Ukrayna'da 2014'te ABD destekli darbeden sonra bağımsızlık ilan eden ve Donetsk ve Lugansk Halk Cumhuriyetleri (DPR ve LPR)'ni kuran Donbass maden bölgesinde askeri direniş yapan taşra milisleri için Rus komünist aktivist Aleksey Markov, uzun süredir yardım örgütledi.

Yoldaşı Petr Biryukov (askeri kod adı: Arkadiç) ile yakınlarda Gönüllü Komünist Müfreze'yi kurdu ve anti-faşist mücadeleye katıldı. Bugün Markov, Dobri kodadıyla Komutan Aleksey Mozgovoy tarafından kurulan efsane Hayalet Taburu'nun ardılı olan Hayalet Müfrezesi'ne komuta ediyor.

Struggle-La Lucha, şu ana kadar 10 binden insanın hayatına malolan, Donbass'taki ABD destekli Ukrayna Savaşı'nın başlamasının üzerinden geçen 5 yıldan sonra cephe hattındaki durumu güncel olarak anlatmasını Markov'dan rica etti. Bu görüşme 30 Nisan'da Vladimir Zelenski'nin Petro Poroşenko yerine Ukrayna devlet başkanı seçilmesinden önce yapıldı.

 

Struggle-La Lucha: Donbass'a karşı savaşı ve Odessa'daki katliamı başlatan Ukrayna'daki Maidan darbesinden bugüne 5 yıl geçti. Siz Donbass'taki halk milislerine yardım getirerek başladınız. Oradan bugünkü konumunuza, Hayalet Müfrezesi'nin komutanlığına nasıl geldiniz?

Aleksey Markov: Mayıs 2014'te Odessa'da barışçıl insanların öldürülmesinden ve Maripol'daki silahlı saldırılardan sonra Lugansk Halk Cumhuriyeti'ndeki Stakhanov'dan bir arkadaşım, bana Pavel Dremov'un müfrezesine yardım çağrısında bulundu. Süpriz bir şekilde benim yardım talebime bir çok insan cevap verdi ve Dremov'un 45 kişilik grubu, üniforma, zırh, kask ve telsizlerle donanmış durumdaydı.

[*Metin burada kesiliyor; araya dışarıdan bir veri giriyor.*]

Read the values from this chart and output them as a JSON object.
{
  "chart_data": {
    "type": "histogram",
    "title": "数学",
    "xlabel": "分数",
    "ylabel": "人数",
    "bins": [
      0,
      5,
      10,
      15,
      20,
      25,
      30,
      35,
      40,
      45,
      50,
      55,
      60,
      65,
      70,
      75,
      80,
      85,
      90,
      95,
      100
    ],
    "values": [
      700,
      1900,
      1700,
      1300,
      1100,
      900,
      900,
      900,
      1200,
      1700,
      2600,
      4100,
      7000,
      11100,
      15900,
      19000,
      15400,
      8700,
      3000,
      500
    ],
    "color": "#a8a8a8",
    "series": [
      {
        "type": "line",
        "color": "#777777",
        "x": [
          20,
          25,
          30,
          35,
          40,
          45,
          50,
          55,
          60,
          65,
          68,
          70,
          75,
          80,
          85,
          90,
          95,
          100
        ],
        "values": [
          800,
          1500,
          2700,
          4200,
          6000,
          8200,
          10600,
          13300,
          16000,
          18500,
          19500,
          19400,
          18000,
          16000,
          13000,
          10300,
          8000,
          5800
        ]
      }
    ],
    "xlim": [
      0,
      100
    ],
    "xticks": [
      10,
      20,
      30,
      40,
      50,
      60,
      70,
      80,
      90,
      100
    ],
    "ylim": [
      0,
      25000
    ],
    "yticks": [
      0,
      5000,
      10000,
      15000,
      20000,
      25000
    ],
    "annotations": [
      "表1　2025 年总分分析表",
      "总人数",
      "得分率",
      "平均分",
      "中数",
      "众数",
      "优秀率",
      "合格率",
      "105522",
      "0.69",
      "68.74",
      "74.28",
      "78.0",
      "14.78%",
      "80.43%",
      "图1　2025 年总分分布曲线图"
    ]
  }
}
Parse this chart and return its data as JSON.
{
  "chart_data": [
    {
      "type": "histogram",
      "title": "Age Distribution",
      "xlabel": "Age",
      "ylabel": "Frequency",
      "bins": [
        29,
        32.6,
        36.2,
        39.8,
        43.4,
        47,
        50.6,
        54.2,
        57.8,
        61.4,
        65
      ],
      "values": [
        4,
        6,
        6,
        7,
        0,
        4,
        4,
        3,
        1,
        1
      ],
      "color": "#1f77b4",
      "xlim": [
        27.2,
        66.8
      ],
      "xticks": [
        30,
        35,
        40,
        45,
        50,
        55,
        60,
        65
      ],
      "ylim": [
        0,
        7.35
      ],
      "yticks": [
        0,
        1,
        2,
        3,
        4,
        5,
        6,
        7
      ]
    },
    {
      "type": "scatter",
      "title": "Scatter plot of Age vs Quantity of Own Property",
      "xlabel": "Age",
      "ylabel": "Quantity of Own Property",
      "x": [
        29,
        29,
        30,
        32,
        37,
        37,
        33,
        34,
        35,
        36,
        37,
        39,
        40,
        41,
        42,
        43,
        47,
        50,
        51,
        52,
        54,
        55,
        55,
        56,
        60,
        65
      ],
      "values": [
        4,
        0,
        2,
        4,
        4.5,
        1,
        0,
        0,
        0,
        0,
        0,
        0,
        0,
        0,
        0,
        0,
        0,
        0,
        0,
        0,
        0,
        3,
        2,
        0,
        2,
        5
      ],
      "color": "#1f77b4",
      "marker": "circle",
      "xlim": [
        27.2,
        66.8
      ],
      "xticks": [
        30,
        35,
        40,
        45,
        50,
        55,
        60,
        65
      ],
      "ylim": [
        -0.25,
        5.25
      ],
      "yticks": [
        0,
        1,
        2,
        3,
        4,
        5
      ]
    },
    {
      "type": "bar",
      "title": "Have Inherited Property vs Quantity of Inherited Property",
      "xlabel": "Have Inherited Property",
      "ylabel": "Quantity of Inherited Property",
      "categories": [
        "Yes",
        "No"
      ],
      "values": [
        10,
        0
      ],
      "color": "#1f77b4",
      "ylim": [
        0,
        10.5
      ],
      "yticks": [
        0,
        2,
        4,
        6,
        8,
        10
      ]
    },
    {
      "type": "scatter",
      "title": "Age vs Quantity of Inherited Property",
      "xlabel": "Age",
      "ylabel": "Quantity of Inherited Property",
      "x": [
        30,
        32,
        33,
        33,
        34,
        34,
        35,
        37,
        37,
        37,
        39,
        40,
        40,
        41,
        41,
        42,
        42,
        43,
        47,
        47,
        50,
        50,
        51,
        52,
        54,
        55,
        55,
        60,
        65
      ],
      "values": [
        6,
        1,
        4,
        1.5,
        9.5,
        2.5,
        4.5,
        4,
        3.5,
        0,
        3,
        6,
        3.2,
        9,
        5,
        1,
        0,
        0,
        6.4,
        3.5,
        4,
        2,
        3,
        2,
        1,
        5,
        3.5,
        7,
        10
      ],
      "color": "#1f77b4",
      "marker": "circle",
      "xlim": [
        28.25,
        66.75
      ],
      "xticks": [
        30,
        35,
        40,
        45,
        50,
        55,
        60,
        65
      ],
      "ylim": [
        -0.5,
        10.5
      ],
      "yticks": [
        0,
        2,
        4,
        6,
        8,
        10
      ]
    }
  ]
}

Bu adımın başarılmasından sonra, tanıdıklar bana "Sen insanları motive etme konusunda iyisin. Bu işi devam ettirmelisin" dediler. Bugün hala LPR ve DPR Halk Milisleri birimlerine yardım sağlayan CCPN (Yeni Rusya Yardım İçin Koordinasyon Merkezi)'nin doğuşu böyle oldu. CCPN'in tüm kurucuları solcu ve komünistlerin birleşmesiyle oluştu.

2014 yaz savaşları sırasında biz, Rusya Federasyonu'nun ya da Yeni Rusya'nın komünist örgütlerinden birinin bizim de katılabileceğimiz kendi komünist birimlerini yaratacağını umut ettik. Maalesef Yeni Rusya'daki komünistler, askeri ve örgütsel olarak dağınıktılar, bu nedenle biz, Donbass'ı Neo-Nazilerden korumak için kendi ekibimizi oluşturmaya karar verdik.

2014 Ekim'inin başlarında ben ve Arkadiç, ihtiyaçlarını daha doğru bir şekilde belirlemek ve gelecekteki Gönüllü Komünist Tugayı (DKO)'nın üsleneceği yeri seçmek için yardım sağladığımız birimlerin olduğu bölgeye gittik. Alchevsk'teki Gönüllü Tugayı'nın karargahlarında 3 gün geçirdik. Aleksey Mozgovoy ile tekrarlanan görüş alışverişleri sırasında onun sosyalist ve oligarklardan bağımsız olacak Donbass'ın geleceğini düşünen pozisyonunu çok sevdik. Ona, müfreze ile birlikte yakında döneceğimizin sözünü verdim.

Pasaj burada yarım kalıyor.